Sottratti quattro capolavori di Antonello da Messina. Schifani annuncia un’ispezione interna, ma, oltre alle responsabilità del personale, occorre interrogarsi su quelle amministrative e politiche

Nella notte di Ferragosto, mentre Messina era impegnata nelle celebrazioni della Vara, dal Museo regionale “Maria Accascina” sono state sottratte alcune delle opere più preziose di Antonello da Messina. I ladri hanno preso di mira il Polittico di San Gregorio e una tavoletta bifronte raffigurante la Madonna col Bambino e Cristo in Pietà. Due delle tavole prelevate sono state successivamente ritrovate all’esterno, mentre risultano sottratte tre tavole del Polittico e la tavoletta bifronte.

Non stiamo parlando, peraltro, di un museo statale o comunale. Il Museo Regionale Interdisciplinare di Messina è una struttura della Regione Siciliana, inserita nel Dipartimento regionale dei Beni culturali e dell’Identità siciliana.
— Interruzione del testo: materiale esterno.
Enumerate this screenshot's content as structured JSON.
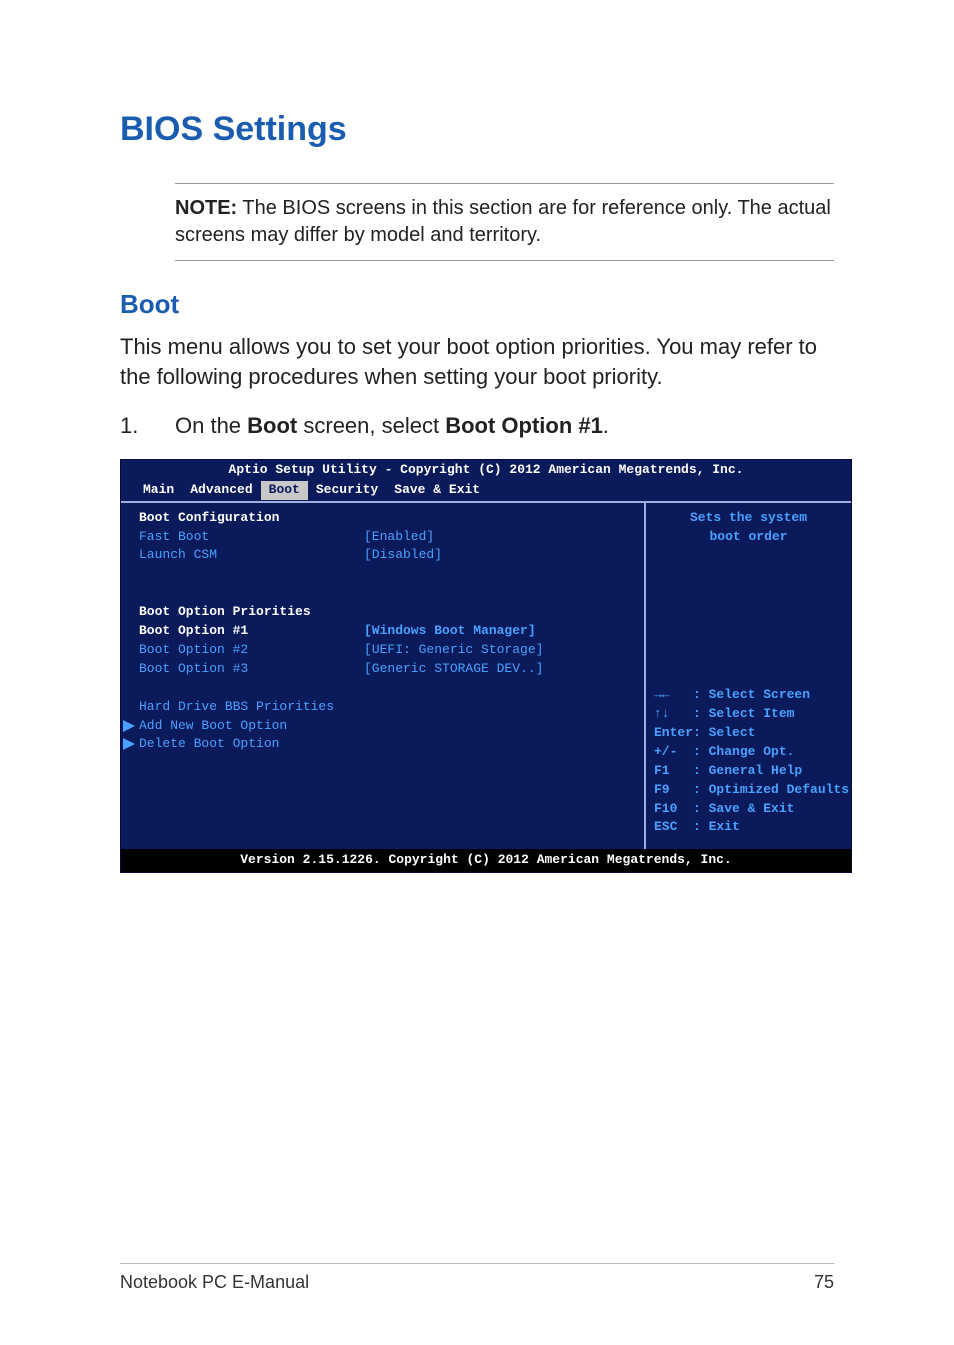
{
  "heading": "BIOS Settings",
  "note_label": "NOTE:",
  "note_text": " The BIOS screens in this section are for reference only. The actual screens may differ by model and territory.",
  "subheading": "Boot",
  "intro": "This menu allows you to set your boot option priorities. You may refer to the following procedures when setting your boot priority.",
  "step_num": "1.",
  "step_pre": "On the ",
  "step_bold1": "Boot",
  "step_mid": " screen, select ",
  "step_bold2": "Boot Option #1",
  "step_post": ".",
  "bios": {
    "title": "Aptio Setup Utility - Copyright (C) 2012 American Megatrends, Inc.",
    "tabs": [
      "Main",
      "Advanced",
      "Boot",
      "Security",
      "Save & Exit"
    ],
    "active_tab": "Boot",
    "section1": "Boot Configuration",
    "rows": [
      {
        "label": "Fast Boot",
        "value": "[Enabled]",
        "sel": false
      },
      {
        "label": "Launch CSM",
        "value": "[Disabled]",
        "sel": false
      }
    ],
    "section2": "Boot Option Priorities",
    "priorities": [
      {
        "label": "Boot Option #1",
        "value": "[Windows Boot Manager]",
        "sel": true
      },
      {
        "label": "Boot Option #2",
        "value": "[UEFI: Generic Storage]",
        "sel": false
      },
      {
        "label": "Boot Option #3",
        "value": "[Generic STORAGE DEV..]",
        "sel": false
      }
    ],
    "extra": [
      "Hard Drive BBS Priorities",
      "Add New Boot Option",
      "Delete Boot Option"
    ],
    "help_title": "Sets the system",
    "help_text": "boot order",
    "keys": [
      "→←   : Select Screen",
      "↑↓   : Select Item",
      "Enter: Select",
      "+/-  : Change Opt.",
      "F1   : General Help",
      "F9   : Optimized Defaults",
      "F10  : Save & Exit",
      "ESC  : Exit"
    ],
    "footer": "Version 2.15.1226. Copyright (C) 2012 American Megatrends, Inc."
  },
  "footer_left": "Notebook PC E-Manual",
  "footer_right": "75"
}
È quindi la stessa amministrazione regionale ad avere la responsabilità della sua gestione e della sua organizzazione.

Le parole di Schifani

Il presidente della Regione Renato Schifani ha definito il furto «un atto criminale di eccezionale gravità e uno sfregio intollerabile al patrimonio culturale universale», sottolineando come le opere di Antonello appartengano non soltanto alla storia di Messina e della Sicilia, ma al patrimonio artistico italiano e mondiale.

Schifani ha inoltre precisato che «l’allarme e il sistema di videosorveglianza del museo hanno funzionato regolarmente» e che le registrazioni e gli altri elementi raccolti sono già nelle mani degli investigatori.

Contestualmente, la Regione ha annunciato l’avvio di un’ispezione interna «per ricostruire ogni passaggio e accertare eventuali responsabilità riconducibili all’operato del personale addetto alla custodia», assicurando che «non sarà tollerata alcuna zona d’ombra».

Se l’allarme ha funzionato, qualcosa non ha funzionato

Ed è proprio qui che le dichiarazioni del presidente della Regione meritano qualche riflessione.

Che allarme e videosorveglianza abbiano funzionato è certamente importante ai fini delle indagini, ma non può essere utilizzato come elemento rassicurante rispetto a quanto accaduto. Un sistema di sicurezza non è costituito soltanto da telecamere e sensori. Comprende procedure, personale, protezioni fisiche, modalità di accesso, tempi di intervento e organizzazione complessiva della vigilanza.

Il dato concreto rimane uno: qualcuno è riuscito a entrare in uno dei principali musei della Sicilia, raggiungere opere di valore incalcolabile, rimuoverle e portarne alcune fuori dall’edificio.

L’ispezione interna annunciata da Schifani è dunque necessaria. Ma sarebbe piuttosto singolare se tutto si riducesse alla ricerca di eventuali responsabilità del personale addetto alla custodia. Senza contare che di ispezioni simili, alla regione ne sono state fatte tante ultimamente. Non abbiamo notizie sull’esito…

Le responsabilità della Regione

Alla Regione Siciliana, che di quel museo è direttamente responsabile, servirebbe qualcosa di più delle inevitabili frasi di circostanza. Servirebbe una seria riflessione sulle responsabilità amministrative che hanno consentito che un fatto del genere potesse accadere.

Quanto alle responsabilità politiche, abbiamo poche speranze. In qualsiasi altra parte del mondo, un furto di questa portata, consumato all’interno di un museo pubblico ai danni di opere considerate patrimonio universale, avrebbe quantomeno aperto immediatamente il tema delle dimissioni dell’assessore competente.

In Sicilia, probabilmente, ci accontenteremo di un’ispezione.